Input File Conversion
ChIP-seq files come in a whole variety of different formats.
The 'alignment -> BAR' function has been extended to cater for a wide range of different formats. However, there are a couple of functions which have been designed to convert from other formats into the simplest internal format before using 'alignment -> BAR'. These are:
- Eland -> aln
This was in the original cisGenome. Converts from Eland format. Has been extended to be able to convert multiple files and create a single output file. Format example:
>FC12033_91907:6:1:419:667 AATCTCATAAACAATGTTGAATGAAAG U0 1 3 4 chr4.fa 56990795 R ..
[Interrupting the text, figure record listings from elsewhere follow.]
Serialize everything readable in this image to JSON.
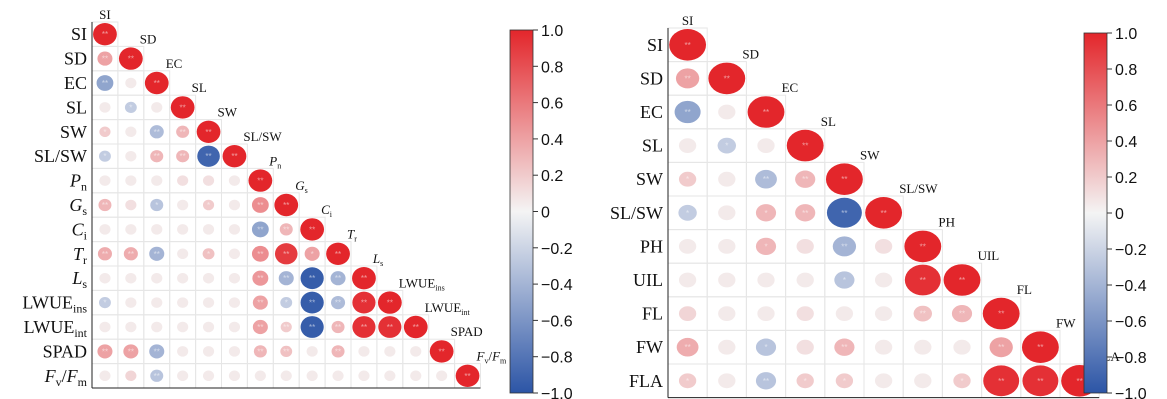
{
  "chart_data": [
    {
      "type": "heatmap",
      "subtype": "lower-triangular correlation matrix (circle size and colour = r)",
      "title": "",
      "variables": [
        {
          "base": "SI",
          "sub": "",
          "italic": false
        },
        {
          "base": "SD",
          "sub": "",
          "italic": false
        },
        {
          "base": "EC",
          "sub": "",
          "italic": false
        },
        {
          "base": "SL",
          "sub": "",
          "italic": false
        },
        {
          "base": "SW",
          "sub": "",
          "italic": false
        },
        {
          "base": "SL/SW",
          "sub": "",
          "italic": false
        },
        {
          "base": "P",
          "sub": "n",
          "italic": true
        },
        {
          "base": "G",
          "sub": "s",
          "italic": true
        },
        {
          "base": "C",
          "sub": "i",
          "italic": true
        },
        {
          "base": "T",
          "sub": "r",
          "italic": true
        },
        {
          "base": "L",
          "sub": "s",
          "italic": true
        },
        {
          "base": "LWUE",
          "sub": "ins",
          "italic": false
        },
        {
          "base": "LWUE",
          "sub": "int",
          "italic": false
        },
        {
          "base": "SPAD",
          "sub": "",
          "italic": false
        },
        {
          "base": "F",
          "sub": "v",
          "italic": true,
          "tail": "/",
          "base2": "F",
          "sub2": "m"
        }
      ],
      "matrix": [
        [
          1.0
        ],
        [
          0.4,
          1.0
        ],
        [
          -0.5,
          0.05,
          1.0
        ],
        [
          0.05,
          -0.25,
          0.05,
          1.0
        ],
        [
          0.2,
          0.05,
          -0.35,
          0.3,
          1.0
        ],
        [
          -0.25,
          0.05,
          0.3,
          0.3,
          -0.9,
          1.0
        ],
        [
          0.05,
          0.05,
          0.05,
          0.1,
          0.1,
          0.05,
          1.0
        ],
        [
          0.3,
          0.1,
          -0.3,
          0.05,
          0.2,
          0.05,
          0.5,
          1.0
        ],
        [
          0.05,
          0.05,
          0.05,
          0.05,
          0.05,
          0.05,
          -0.5,
          0.3,
          1.0
        ],
        [
          0.35,
          0.35,
          -0.4,
          0.05,
          0.25,
          0.05,
          0.5,
          0.9,
          0.4,
          1.0
        ],
        [
          0.05,
          0.05,
          0.05,
          0.05,
          0.05,
          0.05,
          0.45,
          -0.4,
          -0.95,
          -0.4,
          1.0
        ],
        [
          -0.25,
          0.05,
          0.05,
          0.05,
          0.05,
          0.05,
          0.4,
          -0.25,
          -0.95,
          -0.35,
          0.95,
          1.0
        ],
        [
          0.05,
          0.05,
          0.05,
          0.05,
          0.05,
          0.05,
          0.4,
          0.2,
          -0.95,
          0.3,
          0.95,
          0.95,
          1.0
        ],
        [
          0.4,
          0.4,
          -0.4,
          0.05,
          0.05,
          0.05,
          0.3,
          0.25,
          0.05,
          0.3,
          0.05,
          0.05,
          0.05,
          1.0
        ],
        [
          0.05,
          0.15,
          -0.3,
          0.05,
          0.05,
          0.05,
          0.05,
          0.05,
          0.05,
          0.05,
          0.05,
          0.05,
          0.05,
          0.05,
          1.0
        ]
      ],
      "significance": [
        [
          2
        ],
        [
          2,
          2
        ],
        [
          2,
          0,
          2
        ],
        [
          0,
          1,
          0,
          2
        ],
        [
          1,
          0,
          2,
          2,
          2
        ],
        [
          1,
          0,
          2,
          2,
          2,
          2
        ],
        [
          0,
          0,
          0,
          0,
          0,
          0,
          2
        ],
        [
          2,
          0,
          1,
          0,
          1,
          0,
          2,
          2
        ],
        [
          0,
          0,
          0,
          0,
          0,
          0,
          2,
          2,
          2
        ],
        [
          2,
          2,
          2,
          0,
          1,
          0,
          2,
          2,
          1,
          2
        ],
        [
          0,
          0,
          0,
          0,
          0,
          0,
          2,
          2,
          2,
          2,
          2
        ],
        [
          1,
          0,
          0,
          0,
          0,
          0,
          2,
          1,
          2,
          2,
          2,
          2
        ],
        [
          0,
          0,
          0,
          0,
          0,
          0,
          2,
          2,
          2,
          2,
          2,
          2,
          2
        ],
        [
          2,
          2,
          2,
          0,
          0,
          0,
          2,
          2,
          0,
          2,
          0,
          0,
          0,
          2
        ],
        [
          0,
          0,
          2,
          0,
          0,
          0,
          0,
          0,
          0,
          0,
          0,
          0,
          0,
          0,
          2
        ]
      ],
      "colorbar": {
        "min": -1.0,
        "max": 1.0,
        "ticks": [
          "1.0",
          "0.8",
          "0.6",
          "0.4",
          "0.2",
          "0",
          "−0.2",
          "−0.4",
          "−0.6",
          "−0.8",
          "−1.0"
        ]
      },
      "colors": {
        "positive": "#e3262b",
        "zero": "#f4f4f4",
        "negative": "#2c55a6"
      },
      "significance_marks": {
        "1": "*",
        "2": "**"
      }
    },
    {
      "type": "heatmap",
      "subtype": "lower-triangular correlation matrix (circle size and colour = r)",
      "title": "",
      "variables": [
        {
          "base": "SI",
          "sub": "",
          "italic": false
        },
        {
          "base": "SD",
          "sub": "",
          "italic": false
        },
        {
          "base": "EC",
          "sub": "",
          "italic": false
        },
        {
          "base": "SL",
          "sub": "",
          "italic": false
        },
        {
          "base": "SW",
          "sub": "",
          "italic": false
        },
        {
          "base": "SL/SW",
          "sub": "",
          "italic": false
        },
        {
          "base": "PH",
          "sub": "",
          "italic": false
        },
        {
          "base": "UIL",
          "sub": "",
          "italic": false
        },
        {
          "base": "FL",
          "sub": "",
          "italic": false
        },
        {
          "base": "FW",
          "sub": "",
          "italic": false
        },
        {
          "base": "FLA",
          "sub": "",
          "italic": false
        }
      ],
      "matrix": [
        [
          1.0
        ],
        [
          0.4,
          1.0
        ],
        [
          -0.5,
          0.05,
          1.0
        ],
        [
          0.05,
          -0.25,
          0.05,
          1.0
        ],
        [
          0.2,
          0.05,
          -0.35,
          0.3,
          1.0
        ],
        [
          -0.25,
          0.05,
          0.3,
          0.3,
          -0.9,
          1.0
        ],
        [
          0.05,
          0.05,
          0.3,
          0.1,
          -0.4,
          0.1,
          1.0
        ],
        [
          0.05,
          0.05,
          0.05,
          0.05,
          -0.3,
          0.05,
          0.95,
          1.0
        ],
        [
          0.15,
          0.05,
          0.05,
          0.1,
          0.05,
          0.05,
          0.25,
          0.3,
          1.0
        ],
        [
          0.35,
          0.05,
          -0.3,
          0.1,
          0.3,
          0.05,
          0.05,
          0.05,
          0.4,
          1.0
        ],
        [
          0.2,
          0.05,
          -0.3,
          0.2,
          0.2,
          0.05,
          0.05,
          0.2,
          0.95,
          0.95,
          1.0
        ]
      ],
      "significance": [
        [
          2
        ],
        [
          2,
          2
        ],
        [
          2,
          0,
          2
        ],
        [
          0,
          1,
          0,
          2
        ],
        [
          1,
          0,
          2,
          2,
          2
        ],
        [
          1,
          0,
          1,
          2,
          2,
          2
        ],
        [
          0,
          0,
          1,
          0,
          2,
          0,
          2
        ],
        [
          0,
          0,
          0,
          0,
          1,
          0,
          2,
          2
        ],
        [
          0,
          0,
          0,
          0,
          0,
          0,
          2,
          2,
          2
        ],
        [
          2,
          0,
          1,
          0,
          2,
          0,
          0,
          0,
          2,
          2
        ],
        [
          1,
          0,
          2,
          1,
          1,
          0,
          0,
          1,
          2,
          2,
          2
        ]
      ],
      "colorbar": {
        "min": -1.0,
        "max": 1.0,
        "ticks": [
          "1.0",
          "0.8",
          "0.6",
          "0.4",
          "0.2",
          "0",
          "−0.2",
          "−0.4",
          "−0.6",
          "−0.8",
          "−1.0"
        ]
      },
      "colors": {
        "positive": "#e3262b",
        "zero": "#f4f4f4",
        "negative": "#2c55a6"
      },
      "significance_marks": {
        "1": "*",
        "2": "**"
      }
    }
  ]
}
>FC12033_91907:6:1:458:899 TAAAAAAAAAAAGCCATAAATCCAAAC U0 1 0 0 chr15.fa 38956903 F ..
- Illumina -> aln
There are (at least) two different data formats that are produced by the illumina pipeline:- 'results'
This provides information about all of the individual sequences found, how many locations the sequence matches in the genome with no, one and two mismatches, and if there is there is only one example of the best match, the genomic location:
- 'results'
>FC30DTE_20080920:6:1:543:118 GATGATGATTCCATTCCAGTCCATATGA R0 2 2 44
>FC30DTE_20080920:6:1:1357:1869 GAGTAGAGAGCTCAGCAGGACATGGCTT U0 1 0 0 chr13.fa 48695227 F ..
-
- 'multi'
Similar to 'results' except that when there are multiple matches to genomic locations, provides information about more than one of the matches.
- 'multi'
>USI-EAS28:1:3:194:2007#0/1 AGCCAAATTTATCCTGACTTCCCAGAGA 1:0:0 chr6.fa:29803458F0
>USI-EAS28:1:3:194:756#0/1 AATCAAAACTAAAACCAAAGTGTCATTA 1:1:1 chr4.fa:8487516R0,chrX.fa:135845453F1
When parsing this data, the new cisGenome function provides the option of either selecting only perfect alignment, or alignments with up to one, or up to two mismatches.